Founded in 2010 in The Netherlands, AnywhereNow is a global leader in Enterprise Dialogue Management, with a vision to ensure every employee and customer feels heard, understood, and valued. With around 240 employees in working from 22 different countries, we partner with over 2,000 leading enterprises, including Mazda, the UN International Organization for Migration, Adecco Group, and the University of Cape Town, to deliver exceptional customer experiences through the power of Microsoft Teams and AI-driven insights.

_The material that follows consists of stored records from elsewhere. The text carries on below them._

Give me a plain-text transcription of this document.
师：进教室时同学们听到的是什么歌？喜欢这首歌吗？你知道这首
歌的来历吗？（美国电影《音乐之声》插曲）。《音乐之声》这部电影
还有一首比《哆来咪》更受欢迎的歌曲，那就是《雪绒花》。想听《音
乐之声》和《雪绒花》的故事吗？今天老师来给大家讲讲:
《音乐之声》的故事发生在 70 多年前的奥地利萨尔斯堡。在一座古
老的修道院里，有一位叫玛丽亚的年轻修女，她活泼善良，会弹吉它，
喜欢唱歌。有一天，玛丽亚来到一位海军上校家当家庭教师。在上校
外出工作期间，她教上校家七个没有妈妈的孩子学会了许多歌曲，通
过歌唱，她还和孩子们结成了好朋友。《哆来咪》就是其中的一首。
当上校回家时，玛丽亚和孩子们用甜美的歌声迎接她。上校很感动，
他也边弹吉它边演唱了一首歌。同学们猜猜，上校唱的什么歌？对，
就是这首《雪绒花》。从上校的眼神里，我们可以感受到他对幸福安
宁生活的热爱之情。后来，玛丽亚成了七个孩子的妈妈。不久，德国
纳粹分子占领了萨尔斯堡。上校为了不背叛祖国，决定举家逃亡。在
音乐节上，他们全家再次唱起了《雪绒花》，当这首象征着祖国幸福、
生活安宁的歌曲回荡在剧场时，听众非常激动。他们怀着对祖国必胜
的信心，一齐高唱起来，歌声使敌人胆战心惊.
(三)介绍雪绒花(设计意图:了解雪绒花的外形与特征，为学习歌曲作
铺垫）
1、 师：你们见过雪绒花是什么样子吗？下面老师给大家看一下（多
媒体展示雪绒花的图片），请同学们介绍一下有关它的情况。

Our commitment to innovation, customer focus, and accountability drives our success.
We are seeking a highly experienced Cloud Operations Engineer to strengthen our South Africa-based team supporting US (Eastern Time) operations.
This role is focused on operating and improving our Azure-based production environments, including infrastructure managed via Terraform and workloads running on Azure Kubernetes Service (AKS).
You will act as a senior technical escalation point (L4), drive automation initiatives, and contribute to reliability-focused improvements across the platform. This role requires strong hands-on Azure expertise, deep troubleshooting capability, and a practical understanding of infrastructure-as-code and Kubernetes operations.
This role is based in South Africa (remote) and requires working hours aligned to US Eastern Time (ET).
Key Responsibilities
Operate and maintain Azure production environments, ensuring high availability, performance, and stability.
Operational Stability & SRE: Collaborate with the wider CloudOps team to improve platform stability. This includes applying practical SRE principles like reducing manual "toil" through better documentation and helping define proactive alerting thresholds for voice health.
Act as an L4 escalation point for complex cloud incidents across compute, networking, storage, identity, and AKS layers.
Contribute to and maintain Terraform-managed infrastructure, including reviewing, modifying, and troubleshooting infrastructure-as-code.
Operate and troubleshoot AKS clusters and workloads, including cluster health, scaling, networking, ingress, and performance issues.
On-Call Rotation: Participate in the Cloud Operations on-call rotation, providing expert-level coverage for critical production incidents.
Documentation: Maintain clear, technical operational procedures and "runbooks" for common voice-related troubleshooting scenarios.
Requirements
Why we would like to have a dialogue with you
Ownership & accountability: You don’t just solve problems; you take responsibility for preventing them from recurring.
Communication: The ability to communicate clearly and effectively with individuals across the organization, and to be responsive to their needs and concerns.
Action-oriented: The ability to act quickly and decisively, even in the face of uncertainty, to move projects forward and achieve business goals.
Commitment: The ability to consistently meet or exceed the quality standards expected by customers.
Collaboration: The ability to work effectively with others and to build strong relationships based on trust and mutual respect, recognizing that everyone has something to contribute.
Systems thinking: You understand how small changes impact the broader system, and you consider scalability and long-term impact.
Customer centricity: the ability to provide high-quality service (to customers), including understanding their needs, solving problems, and responding to feedback.
Adaptability: The ability to adjust to changing situations and work effectively in environments that may be uncertain or unpredictable.
Competencies are key, but to be successful in this role you need to bring a few essentials to kickstart the conversation
5+ years of experience in Cloud Operations, Platform Engineering, or SRE-type roles.
Strong hands-on experience with Microsoft Azure, including VMs, networking, identity, storage, and monitoring.
Proven experience working with Terraform in production environments.
General Systems Troubleshooting: A methodical approach to isolation—distinguishing between application, network, and provider-level issues in a complex, distributed environment.
Strong operational experience with Azure Kubernetes Service (AKS).
Experience building automation using scripting languages such as PowerShell, Python, or Bash.
Experience optimizing Azure environments for reliability and cost efficiency.
Monitoring Tools: Experience using Azure Monitor to track performance trends.
Some last notes
AnywhereNow is committed to creating a diverse environment and is proud to be an equal-opportunity employer. We accept difference and we thrive on it for the benefit of our employees, our products, and our community.
Please note that we have a background check policy. The background check differs per country and position. If you would like to know more, the recruiters are happy to answer any questions!
Highlights
Own Azure reliability at scale. Lead L4 incident response, automate with Terraform, operate AKS, and turn SRE principles into resilient, customer‑critical platforms.